Earlier this week, the SEC announced in a first-of-its-kind enforcement action that certain KBR, Inc. confidentiality agreements violated the whistleblower protections of the Dodd-Frank Act.
The SEC found that KBR, a global technology and engineering company, had required witnesses in certain internal investigations to sign confidentiality agreements containing language that threatened discipline or firing if they discussed the substance of the investigation with anyone outside the company without prior approval of KBR’s legal department. Because the internal investigations involved allegations of securities law violations, the SEC found that the agreements violated Rule 21F-17(a) under the Securities Exchange Act, which provides that:
“No person may take any action to impede an individual from communicating directly with the Commission staff about a possible securities law violation, including enforcing, or threatening to enforce, a confidentiality agreement….”
Andrew J. Ceresney, Director of the SEC’s Division of Enforcement, stated,
“By requiring its employees and former employees to sign confidentiality agreements imposing pre-notification requirements before contacting the SEC, KBR potentially discouraged employees from reporting securities violations to us.”
Mr. Ceresney noted the prohibitions of Rule 21F-17(a) and stated that “[w]e will vigorously enforce this provision.”
KBR paid a $130,000 penalty to settle the matter and neither admitted to nor denied the SEC’s allegations.
Perhaps the most interesting thing about this enforcement action is that there were no identified instances of KBR having actually sought to prevent its current or former employees from communicating with the SEC. It was enough for SEC enforcement purposes that the existence of those provisions could chill a potential whistleblower’s willingness to report illegal conduct to the SEC.
Also interesting is that this is the SEC’s first action to enforce Rule 21F-17 and that, despite the relatively benign circumstances, Mr. Ceresney highlighted it as an area for “vigorous” future enforcement.
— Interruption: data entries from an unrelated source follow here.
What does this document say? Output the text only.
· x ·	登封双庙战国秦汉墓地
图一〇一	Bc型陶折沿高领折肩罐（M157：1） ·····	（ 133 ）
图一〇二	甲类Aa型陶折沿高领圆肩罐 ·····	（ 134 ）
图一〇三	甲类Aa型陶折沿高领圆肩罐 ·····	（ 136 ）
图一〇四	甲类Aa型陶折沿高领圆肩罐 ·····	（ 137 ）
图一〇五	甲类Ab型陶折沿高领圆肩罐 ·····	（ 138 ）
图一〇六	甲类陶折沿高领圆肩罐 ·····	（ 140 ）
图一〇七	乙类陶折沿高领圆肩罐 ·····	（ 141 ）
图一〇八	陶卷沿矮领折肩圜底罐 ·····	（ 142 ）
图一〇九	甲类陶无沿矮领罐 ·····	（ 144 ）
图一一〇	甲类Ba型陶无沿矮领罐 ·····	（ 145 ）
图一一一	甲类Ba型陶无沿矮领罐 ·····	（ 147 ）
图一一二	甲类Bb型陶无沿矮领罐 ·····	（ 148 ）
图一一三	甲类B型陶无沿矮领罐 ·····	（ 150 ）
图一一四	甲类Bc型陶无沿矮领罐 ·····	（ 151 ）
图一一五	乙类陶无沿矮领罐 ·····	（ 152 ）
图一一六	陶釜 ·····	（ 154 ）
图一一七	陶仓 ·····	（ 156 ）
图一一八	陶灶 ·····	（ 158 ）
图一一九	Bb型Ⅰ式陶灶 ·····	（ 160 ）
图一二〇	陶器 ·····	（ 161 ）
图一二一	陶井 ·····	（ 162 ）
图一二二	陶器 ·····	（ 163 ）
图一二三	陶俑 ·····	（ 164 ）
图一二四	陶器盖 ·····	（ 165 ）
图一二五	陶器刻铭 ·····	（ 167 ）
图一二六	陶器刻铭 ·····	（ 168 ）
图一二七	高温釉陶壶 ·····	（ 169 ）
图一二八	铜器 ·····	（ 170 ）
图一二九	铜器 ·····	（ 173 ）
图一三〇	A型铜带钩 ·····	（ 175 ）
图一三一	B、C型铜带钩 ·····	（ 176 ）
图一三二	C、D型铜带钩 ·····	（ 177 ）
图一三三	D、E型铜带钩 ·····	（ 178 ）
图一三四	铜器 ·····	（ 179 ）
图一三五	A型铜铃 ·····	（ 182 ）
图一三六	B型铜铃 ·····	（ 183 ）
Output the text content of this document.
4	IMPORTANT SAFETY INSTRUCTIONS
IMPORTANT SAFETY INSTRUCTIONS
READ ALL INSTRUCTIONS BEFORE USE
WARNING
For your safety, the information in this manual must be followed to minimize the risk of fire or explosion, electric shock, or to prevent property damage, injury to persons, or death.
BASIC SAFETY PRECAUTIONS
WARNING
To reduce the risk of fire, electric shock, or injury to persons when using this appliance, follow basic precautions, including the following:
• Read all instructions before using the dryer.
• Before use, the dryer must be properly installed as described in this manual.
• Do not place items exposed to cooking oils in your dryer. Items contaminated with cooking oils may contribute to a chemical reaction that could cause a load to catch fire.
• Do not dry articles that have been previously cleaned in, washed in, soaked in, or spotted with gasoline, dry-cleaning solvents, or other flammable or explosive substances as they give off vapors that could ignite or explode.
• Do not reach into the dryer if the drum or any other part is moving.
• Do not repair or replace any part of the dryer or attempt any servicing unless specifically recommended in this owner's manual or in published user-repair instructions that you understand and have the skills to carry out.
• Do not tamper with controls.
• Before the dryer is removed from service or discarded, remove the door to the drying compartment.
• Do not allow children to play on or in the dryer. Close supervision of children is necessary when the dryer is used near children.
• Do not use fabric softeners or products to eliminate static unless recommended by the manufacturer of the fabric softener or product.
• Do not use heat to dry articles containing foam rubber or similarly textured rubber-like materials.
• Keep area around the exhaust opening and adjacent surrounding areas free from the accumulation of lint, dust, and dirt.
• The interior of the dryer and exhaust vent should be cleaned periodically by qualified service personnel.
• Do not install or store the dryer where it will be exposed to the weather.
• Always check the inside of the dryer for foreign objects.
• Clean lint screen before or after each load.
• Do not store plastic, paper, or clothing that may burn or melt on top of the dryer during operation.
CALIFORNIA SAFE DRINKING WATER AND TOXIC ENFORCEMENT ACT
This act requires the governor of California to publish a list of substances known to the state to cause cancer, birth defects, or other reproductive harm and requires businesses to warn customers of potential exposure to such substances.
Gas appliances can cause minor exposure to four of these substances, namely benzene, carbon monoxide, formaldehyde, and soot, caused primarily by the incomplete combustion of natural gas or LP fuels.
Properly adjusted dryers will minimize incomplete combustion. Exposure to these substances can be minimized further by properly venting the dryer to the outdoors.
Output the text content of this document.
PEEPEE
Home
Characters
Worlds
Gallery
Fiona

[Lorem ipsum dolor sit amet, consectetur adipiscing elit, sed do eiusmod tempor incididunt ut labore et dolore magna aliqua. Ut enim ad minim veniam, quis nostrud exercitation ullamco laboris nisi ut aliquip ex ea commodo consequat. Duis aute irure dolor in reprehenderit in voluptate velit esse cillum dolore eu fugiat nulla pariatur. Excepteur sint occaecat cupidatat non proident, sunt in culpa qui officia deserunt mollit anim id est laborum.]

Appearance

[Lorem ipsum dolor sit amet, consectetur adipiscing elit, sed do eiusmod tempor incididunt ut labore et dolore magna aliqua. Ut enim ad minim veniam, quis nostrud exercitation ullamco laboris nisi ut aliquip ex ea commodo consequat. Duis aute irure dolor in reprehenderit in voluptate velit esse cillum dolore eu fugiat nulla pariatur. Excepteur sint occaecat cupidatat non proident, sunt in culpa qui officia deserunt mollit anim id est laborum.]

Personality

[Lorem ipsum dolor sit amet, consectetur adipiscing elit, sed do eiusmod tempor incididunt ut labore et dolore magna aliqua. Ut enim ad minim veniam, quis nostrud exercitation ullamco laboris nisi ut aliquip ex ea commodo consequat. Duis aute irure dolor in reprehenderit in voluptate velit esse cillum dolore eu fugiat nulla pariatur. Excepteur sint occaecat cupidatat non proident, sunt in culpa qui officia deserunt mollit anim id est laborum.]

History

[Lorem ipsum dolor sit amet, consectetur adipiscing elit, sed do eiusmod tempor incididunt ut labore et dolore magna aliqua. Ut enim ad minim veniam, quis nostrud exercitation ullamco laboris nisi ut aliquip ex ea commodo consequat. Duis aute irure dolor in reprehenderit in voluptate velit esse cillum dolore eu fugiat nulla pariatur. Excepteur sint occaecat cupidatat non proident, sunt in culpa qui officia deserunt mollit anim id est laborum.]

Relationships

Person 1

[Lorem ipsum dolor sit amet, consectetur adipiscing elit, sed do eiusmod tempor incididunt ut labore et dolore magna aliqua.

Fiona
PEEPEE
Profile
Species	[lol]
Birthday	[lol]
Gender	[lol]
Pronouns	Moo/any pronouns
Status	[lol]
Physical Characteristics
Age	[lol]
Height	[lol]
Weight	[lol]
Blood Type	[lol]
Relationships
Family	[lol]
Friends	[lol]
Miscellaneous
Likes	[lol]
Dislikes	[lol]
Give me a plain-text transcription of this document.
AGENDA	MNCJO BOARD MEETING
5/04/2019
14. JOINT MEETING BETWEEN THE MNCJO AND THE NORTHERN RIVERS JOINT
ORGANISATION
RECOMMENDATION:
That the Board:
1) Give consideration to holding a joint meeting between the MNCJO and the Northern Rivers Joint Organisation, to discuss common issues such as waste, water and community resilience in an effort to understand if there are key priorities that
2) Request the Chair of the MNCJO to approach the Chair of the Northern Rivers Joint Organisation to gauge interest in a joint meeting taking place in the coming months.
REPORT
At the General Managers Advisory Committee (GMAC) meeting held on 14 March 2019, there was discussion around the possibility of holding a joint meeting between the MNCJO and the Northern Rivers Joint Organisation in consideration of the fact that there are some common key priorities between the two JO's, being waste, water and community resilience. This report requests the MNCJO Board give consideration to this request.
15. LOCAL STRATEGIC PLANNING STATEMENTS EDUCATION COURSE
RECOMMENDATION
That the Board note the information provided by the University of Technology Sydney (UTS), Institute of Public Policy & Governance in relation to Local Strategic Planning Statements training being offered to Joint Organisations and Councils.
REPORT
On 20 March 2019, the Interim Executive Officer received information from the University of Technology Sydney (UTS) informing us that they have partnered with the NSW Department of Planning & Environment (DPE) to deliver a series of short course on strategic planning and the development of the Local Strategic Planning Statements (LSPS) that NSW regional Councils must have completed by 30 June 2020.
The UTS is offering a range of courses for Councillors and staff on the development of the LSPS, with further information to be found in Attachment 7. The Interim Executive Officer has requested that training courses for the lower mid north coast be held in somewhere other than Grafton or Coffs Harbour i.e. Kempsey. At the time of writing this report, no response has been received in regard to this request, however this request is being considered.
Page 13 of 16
And while it might be a stretch to classify a $130,000 penalty with no admission of misconduct as “vigorous” enforcement, the SEC leniency in this case probably derived from the novelty of the issue and KBR’s prompt, voluntary revision of its confidentiality agreements to address the SEC’s concern.
In light of this KBR enforcement action, companies should:
- Review, and modify as necessary, any existing confidentiality or employment agreements (or related internal processes) to specifically carve out whistleblower communications to the SEC. For example, here is KBR’s revised confidentiality agreement language:
“Nothing in this Confidentiality Statement prohibits me from reporting possible violations of federal law or regulation to any governmental agency or entity, including but not limited to the Department of Justice, the Securities and Exchange Commission, the Congress, and any agency Inspector General, or making other disclosures that are protected under the whistleblower provisions of federal law or regulation. I do not need the prior authorization of the Law Department to make any such reports or disclosures and I am not required to notify the company that I have made such reports or disclosures.”
- Communicate the modification to any persons currently bound by a revised confidentiality agreement.
- Educate all personnel and advisors regarding the prohibition of Rule 21F-17 (which is not limited to confidentiality agreement provisions) if and when an internal investigation arises in the future.